Plasma is a component of the blood: it contains proteins, nutrients, metabolic products, hormones and inorganic electrolytes, but it is cell-free. According to some researchers, patients suffering from very severe forms of COVID-19 could be treated with “hyperimmune plasma”, i.e. the plasma of people healed by Coronavirus because this substance is rich in antibodies. Once injected into the blood of patients, the antibodies in the plasma would help the patient’s body to fight the virus. The first to experience this therapy were the doctors at the Shanghai Hospital in China in February. In Italy, the hospitals in Pavia and Mantua have just completed a trial that would have led to very satisfactory results. “The results seen in individual cases have been surprising,” said the head of Immunohaematology and Transfusion Medicine of Poma di Mantova. “Now with colleagues from Pavia we are reviewing all the cases, evaluating the clinical and instrumental response, to draw general conclusions on what is a specific therapy against COVID-19″.
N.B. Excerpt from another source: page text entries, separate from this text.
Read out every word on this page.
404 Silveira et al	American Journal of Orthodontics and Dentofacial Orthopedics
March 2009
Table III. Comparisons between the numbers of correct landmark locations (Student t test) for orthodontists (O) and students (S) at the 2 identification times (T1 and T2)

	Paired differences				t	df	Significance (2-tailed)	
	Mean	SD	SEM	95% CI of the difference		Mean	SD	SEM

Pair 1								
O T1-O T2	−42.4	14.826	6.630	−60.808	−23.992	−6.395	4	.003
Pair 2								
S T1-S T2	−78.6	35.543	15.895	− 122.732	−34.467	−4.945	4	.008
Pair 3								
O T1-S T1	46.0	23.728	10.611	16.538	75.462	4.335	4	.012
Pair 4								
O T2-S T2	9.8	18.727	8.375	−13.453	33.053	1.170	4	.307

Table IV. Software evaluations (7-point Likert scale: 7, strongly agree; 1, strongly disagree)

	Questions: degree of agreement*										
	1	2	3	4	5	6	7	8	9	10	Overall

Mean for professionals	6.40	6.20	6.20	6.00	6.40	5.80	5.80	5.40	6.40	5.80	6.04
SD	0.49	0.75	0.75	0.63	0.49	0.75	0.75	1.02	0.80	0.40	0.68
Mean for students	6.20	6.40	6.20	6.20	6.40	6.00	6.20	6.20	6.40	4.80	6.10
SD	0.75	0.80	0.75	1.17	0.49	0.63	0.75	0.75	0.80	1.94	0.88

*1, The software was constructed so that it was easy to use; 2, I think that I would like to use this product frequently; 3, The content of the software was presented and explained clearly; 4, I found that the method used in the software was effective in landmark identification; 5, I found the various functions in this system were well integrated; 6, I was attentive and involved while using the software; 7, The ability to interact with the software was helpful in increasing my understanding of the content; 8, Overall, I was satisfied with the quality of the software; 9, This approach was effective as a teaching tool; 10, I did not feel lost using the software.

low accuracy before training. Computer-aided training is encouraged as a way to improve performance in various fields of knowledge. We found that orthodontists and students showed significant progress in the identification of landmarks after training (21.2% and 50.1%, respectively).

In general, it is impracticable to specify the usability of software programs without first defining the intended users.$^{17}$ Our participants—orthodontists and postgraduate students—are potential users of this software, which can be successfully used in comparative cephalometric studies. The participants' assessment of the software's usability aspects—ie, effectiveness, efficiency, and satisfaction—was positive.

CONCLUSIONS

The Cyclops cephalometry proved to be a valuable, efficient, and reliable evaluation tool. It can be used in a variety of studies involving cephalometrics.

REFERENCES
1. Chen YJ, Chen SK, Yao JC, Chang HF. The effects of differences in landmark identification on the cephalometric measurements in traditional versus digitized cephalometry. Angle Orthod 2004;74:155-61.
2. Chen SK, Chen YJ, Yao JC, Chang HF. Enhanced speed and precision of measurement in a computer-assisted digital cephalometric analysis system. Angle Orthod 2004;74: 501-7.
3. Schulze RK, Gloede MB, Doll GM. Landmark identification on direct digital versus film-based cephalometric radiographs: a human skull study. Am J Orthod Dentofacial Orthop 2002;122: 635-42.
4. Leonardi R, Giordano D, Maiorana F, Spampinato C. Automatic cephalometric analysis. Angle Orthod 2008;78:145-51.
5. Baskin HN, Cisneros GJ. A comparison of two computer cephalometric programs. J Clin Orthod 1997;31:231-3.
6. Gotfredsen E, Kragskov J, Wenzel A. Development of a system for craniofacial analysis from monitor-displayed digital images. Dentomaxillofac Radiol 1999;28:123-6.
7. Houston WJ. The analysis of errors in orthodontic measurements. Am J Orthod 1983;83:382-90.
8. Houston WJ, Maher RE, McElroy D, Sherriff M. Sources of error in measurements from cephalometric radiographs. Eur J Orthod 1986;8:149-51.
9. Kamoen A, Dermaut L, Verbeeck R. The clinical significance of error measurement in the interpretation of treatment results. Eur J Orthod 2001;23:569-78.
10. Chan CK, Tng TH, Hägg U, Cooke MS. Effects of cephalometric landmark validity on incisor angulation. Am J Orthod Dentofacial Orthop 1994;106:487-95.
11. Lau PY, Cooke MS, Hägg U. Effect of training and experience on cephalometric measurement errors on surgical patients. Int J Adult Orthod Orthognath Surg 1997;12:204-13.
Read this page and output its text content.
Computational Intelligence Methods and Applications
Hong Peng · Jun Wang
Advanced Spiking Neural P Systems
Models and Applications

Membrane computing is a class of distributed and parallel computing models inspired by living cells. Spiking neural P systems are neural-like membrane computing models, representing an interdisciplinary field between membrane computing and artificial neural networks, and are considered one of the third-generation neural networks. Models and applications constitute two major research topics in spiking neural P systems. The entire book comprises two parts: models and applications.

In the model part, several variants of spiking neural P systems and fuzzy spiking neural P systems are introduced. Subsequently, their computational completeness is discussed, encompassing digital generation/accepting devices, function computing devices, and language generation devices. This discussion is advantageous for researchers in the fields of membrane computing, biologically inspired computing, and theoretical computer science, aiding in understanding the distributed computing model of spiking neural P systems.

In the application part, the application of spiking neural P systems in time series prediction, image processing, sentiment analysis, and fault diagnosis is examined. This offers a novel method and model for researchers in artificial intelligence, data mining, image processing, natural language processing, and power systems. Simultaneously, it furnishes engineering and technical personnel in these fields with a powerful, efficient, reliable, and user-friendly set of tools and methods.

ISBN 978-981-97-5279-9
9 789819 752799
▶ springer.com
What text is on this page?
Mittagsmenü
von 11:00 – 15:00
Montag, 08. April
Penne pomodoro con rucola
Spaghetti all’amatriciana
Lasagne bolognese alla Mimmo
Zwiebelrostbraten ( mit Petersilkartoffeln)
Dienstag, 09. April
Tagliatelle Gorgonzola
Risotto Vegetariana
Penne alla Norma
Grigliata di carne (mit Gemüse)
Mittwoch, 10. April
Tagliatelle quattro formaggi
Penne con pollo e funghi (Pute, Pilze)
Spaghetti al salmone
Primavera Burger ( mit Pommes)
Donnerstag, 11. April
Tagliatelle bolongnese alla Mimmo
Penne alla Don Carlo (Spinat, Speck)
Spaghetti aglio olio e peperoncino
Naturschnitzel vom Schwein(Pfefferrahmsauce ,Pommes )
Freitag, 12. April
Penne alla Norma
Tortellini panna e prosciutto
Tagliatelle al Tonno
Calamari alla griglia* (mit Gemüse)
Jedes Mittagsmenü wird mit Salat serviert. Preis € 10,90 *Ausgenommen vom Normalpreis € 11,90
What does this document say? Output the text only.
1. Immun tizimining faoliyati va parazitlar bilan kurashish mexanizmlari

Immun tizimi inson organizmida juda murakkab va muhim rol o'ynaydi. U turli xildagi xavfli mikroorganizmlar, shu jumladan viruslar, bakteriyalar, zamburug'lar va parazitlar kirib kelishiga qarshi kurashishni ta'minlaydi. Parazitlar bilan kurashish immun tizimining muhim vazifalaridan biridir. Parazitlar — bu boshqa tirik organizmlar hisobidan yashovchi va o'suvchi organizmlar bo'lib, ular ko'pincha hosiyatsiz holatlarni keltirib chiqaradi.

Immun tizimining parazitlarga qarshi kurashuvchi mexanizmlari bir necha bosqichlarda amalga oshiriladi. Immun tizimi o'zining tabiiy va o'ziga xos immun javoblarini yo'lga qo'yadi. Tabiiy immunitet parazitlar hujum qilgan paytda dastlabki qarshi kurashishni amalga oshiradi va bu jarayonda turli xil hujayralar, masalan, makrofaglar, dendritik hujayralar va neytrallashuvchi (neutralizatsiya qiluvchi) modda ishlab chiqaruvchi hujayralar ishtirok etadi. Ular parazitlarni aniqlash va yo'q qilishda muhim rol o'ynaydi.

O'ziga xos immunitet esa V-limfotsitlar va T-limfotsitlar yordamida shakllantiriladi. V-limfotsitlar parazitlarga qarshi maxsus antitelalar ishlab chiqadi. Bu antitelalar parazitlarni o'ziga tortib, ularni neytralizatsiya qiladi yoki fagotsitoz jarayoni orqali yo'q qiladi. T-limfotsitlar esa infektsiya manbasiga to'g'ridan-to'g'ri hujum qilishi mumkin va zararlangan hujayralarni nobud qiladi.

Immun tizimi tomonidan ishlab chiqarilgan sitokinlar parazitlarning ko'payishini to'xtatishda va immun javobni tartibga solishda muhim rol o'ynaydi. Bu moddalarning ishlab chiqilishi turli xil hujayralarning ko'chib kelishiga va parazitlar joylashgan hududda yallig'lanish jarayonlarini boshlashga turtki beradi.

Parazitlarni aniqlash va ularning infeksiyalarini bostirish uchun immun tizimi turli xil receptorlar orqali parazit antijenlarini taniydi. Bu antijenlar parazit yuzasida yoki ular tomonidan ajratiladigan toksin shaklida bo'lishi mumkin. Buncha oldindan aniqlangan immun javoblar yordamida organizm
Pending further data, the Higher Institute of Health has expressed a very cautious opinion. ISS experts have stated that: “it is evident that polyclonal antibodies capable of neutralizing SARS-CoV-2 virus are developed in animal models as a result of natural or experimental infection. Preliminary evidence is being consolidated that plasma transfusion from convalescent subjects to SARS-CoV-2 patients can be therapeutically effective. The role of non-neutralizing antibodies, which in the case of SARS in some cases have “stimulated” viral replication, should be further investigated. However, it is still difficult to identify the linear or conformational target portions of the S protein on which to base the production of monoclonal antibodies for therapeutic purposes on a large scale”.

At the moment, therefore, doubts remain about the efficacy and (above all) the applicability of hyperimmune plasma therapy on a large scale.